As the crisis within the South African Municipal Workers Union (Samwu) deepens, some of its members have requested the City of Johannesburg to withhold their subscriptions from the union.

Samwu has been dogged by infighting for almost a decade as different leaders battle it out for control of the union’s coffers, which run into millions, with some facing arrest over fraud and corruption.

The biggest union in the municipal sector is also being investigated by the Hawks, who seized documents and computers from its head office in a raid in 2016.

Unhappy members said in a letter to the city council seen by Business Day their monies were being used to fund factional battles in the union.

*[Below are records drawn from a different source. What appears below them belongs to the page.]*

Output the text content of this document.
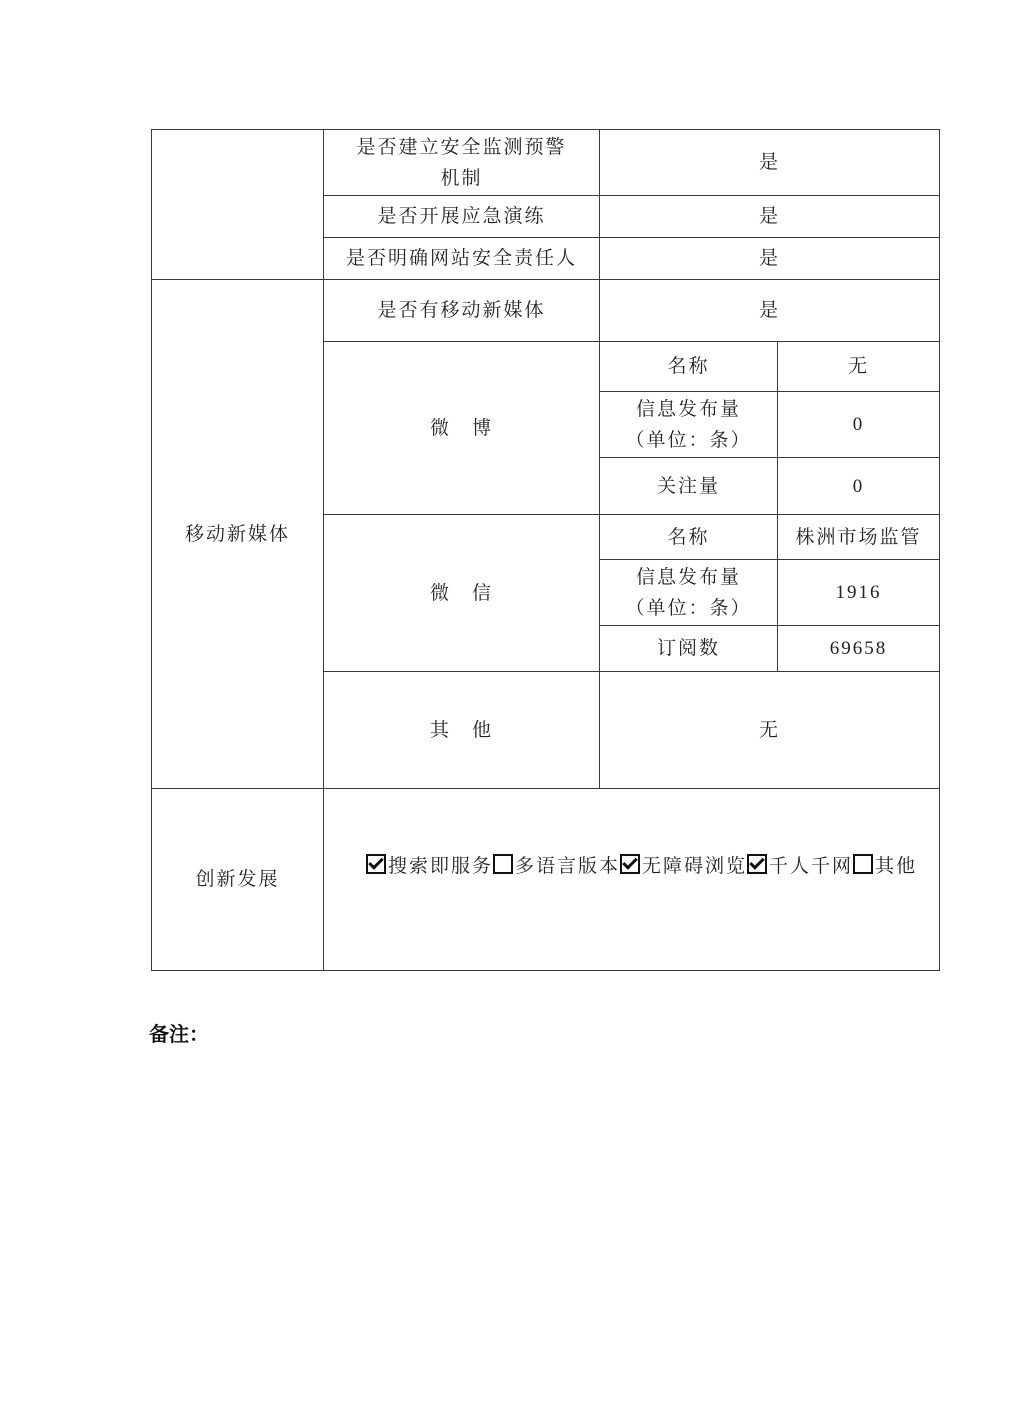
	是否建立安全监测预警
机制	是	
	是否开展应急演练	是	
	是否明确网站安全责任人	是	
移动新媒体	是否有移动新媒体	是	
	微　博	名称	无
		信息发布量
（单位：条）	0
		关注量	0
	微　信	名称	株洲市场监管
		信息发布量
（单位：条）	1916
		订阅数	69658
	其　他	无	
创新发展	搜索即服务 多语言版本 无障碍浏览 千人千网 其他		
备注：
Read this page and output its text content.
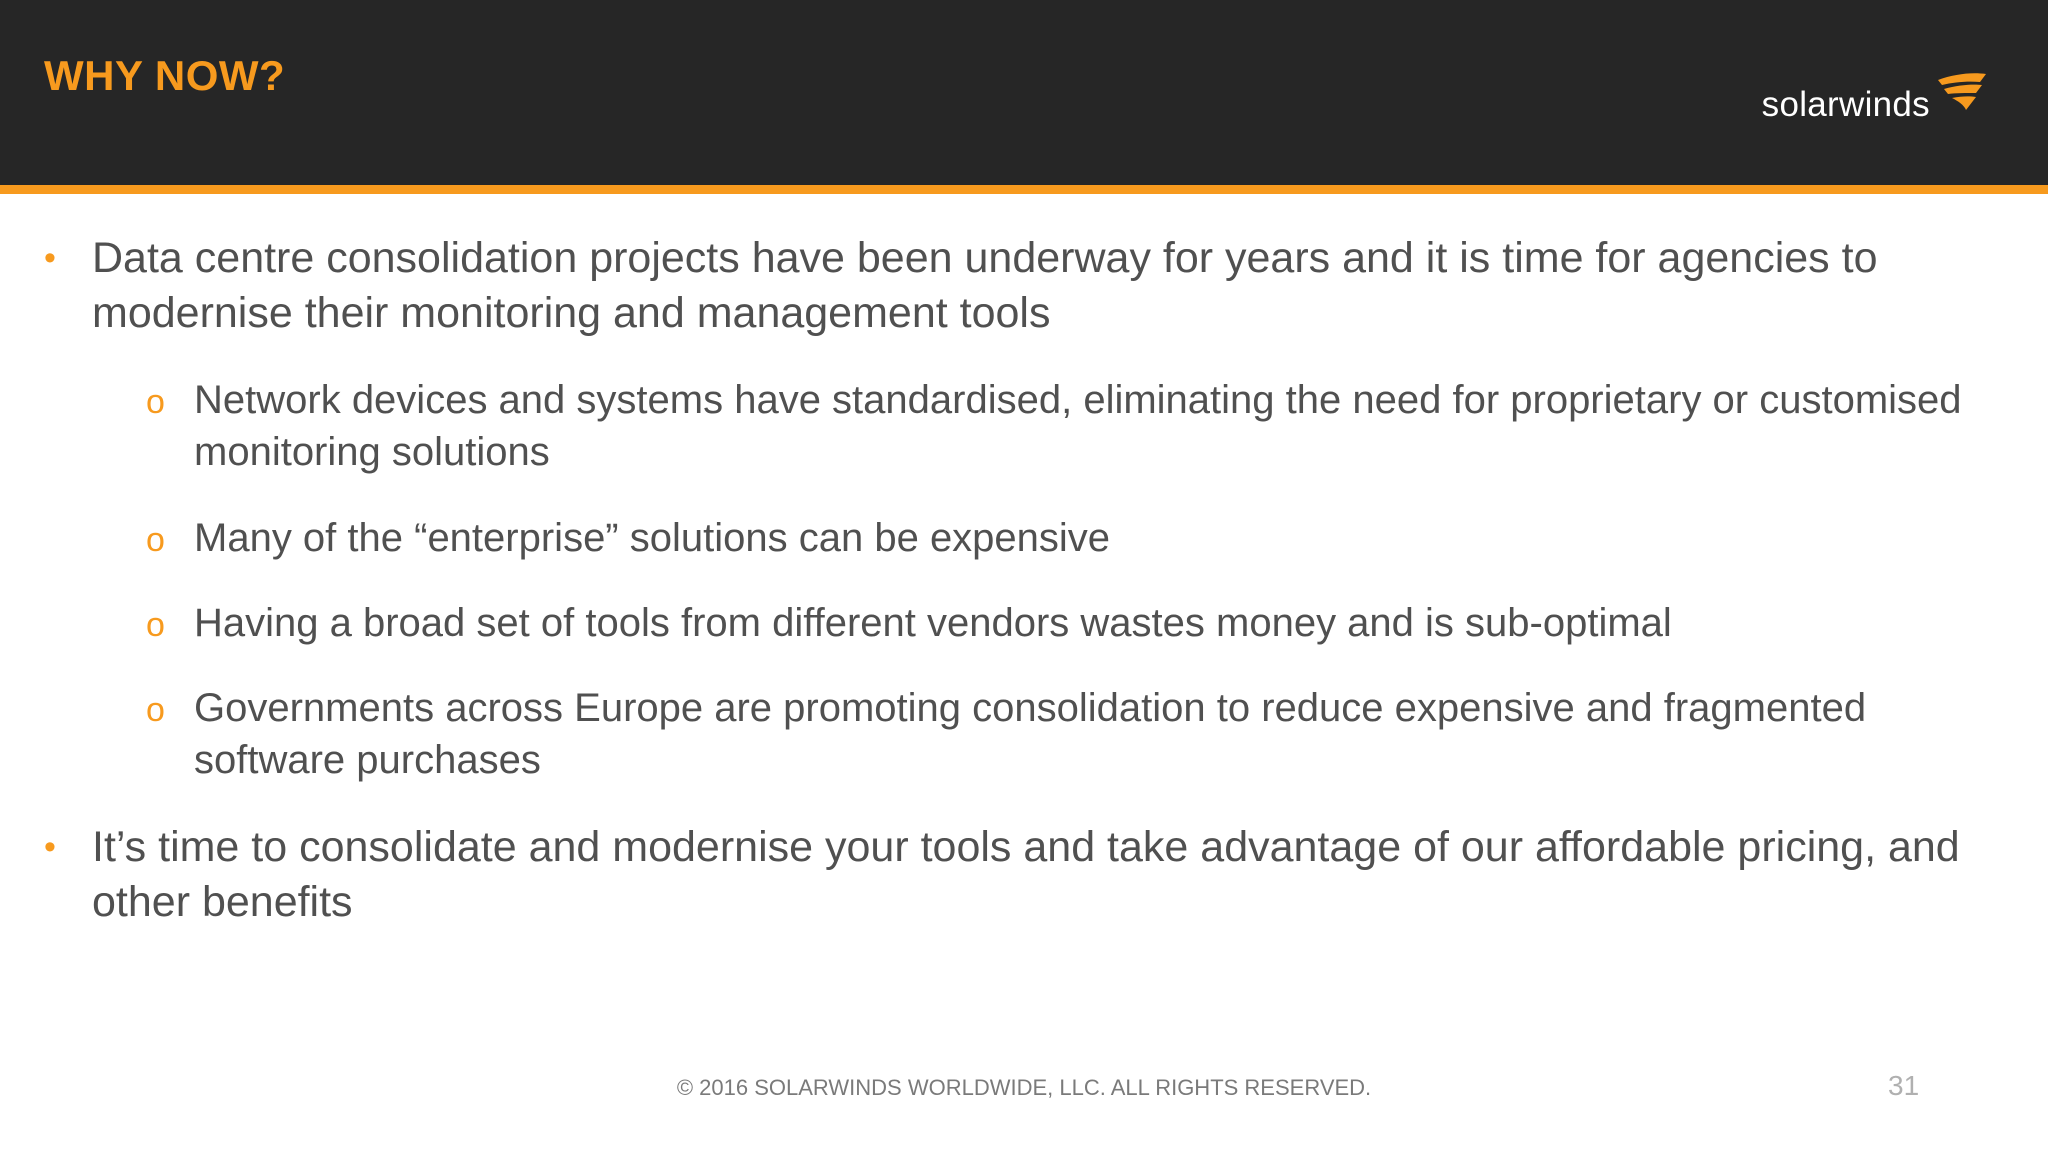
WHY NOW?
solarwinds
• Data centre consolidation projects have been underway for years and it is time for agencies to modernise their monitoring and management tools
o Network devices and systems have standardised, eliminating the need for proprietary or customised monitoring solutions
o Many of the “enterprise” solutions can be expensive
o Having a broad set of tools from different vendors wastes money and is sub-optimal
o Governments across Europe are promoting consolidation to reduce expensive and fragmented software purchases
• It’s time to consolidate and modernise your tools and take advantage of our affordable pricing, and other benefits
© 2016 SOLARWINDS WORLDWIDE, LLC. ALL RIGHTS RESERVED.	31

The council has been negotiating labour matters with two factions of the union, one led by regional leader Bafana Zungu and the other by former deputy secretary Paul Tlhabang, pending a ruling on a Labour Appeal Court application.

"The matter is before the Labour Appeal Court (LAC) by virtue of having been granted leave to appeal by the court. Until the LAC decides on the matter, it is incumbent on us to treat both factions as equals," Christo Marais, acting group executive director of group corporate services for the city, said.

The city recognised Samwu as autonomous and would not intervene in its affairs, he said.

It has offered to mediate in the dispute between the factions since it has an "adverse effect on its collective-bargaining processes", Marais said.

The issue of withholding membership subscription funds would be tabled before the next mandatory committee meeting.

It is not the first time the city, as an employer, has found itself embroiled in Samwu affairs, as similar issues have hampered labour relations at Pikitup and Rand Water in the past.

Labour forums and other collective-bargaining institutions have also been affected by the infighting, jeopardising the protection of workers’ interests.

In the letter from a faction led by Tlhabang, who was removed from Samwu leadership in 2016, workers say they have had enough of the state of affairs.

They have issued a list of demands to the city including the "withholding of membership subscription funds with immediate effect, meaning the subscriptions must not be paid to the Samwu account".

"This was petitioned by workers across the [city] since June 2016 and the resolution was never implemented. Workers feel strongly that their funds are used to fight factional battles," reads one of the demands.

Zungu said the city had no right to consider individuals’ requests due to a service-level agreement between Samwu and the city.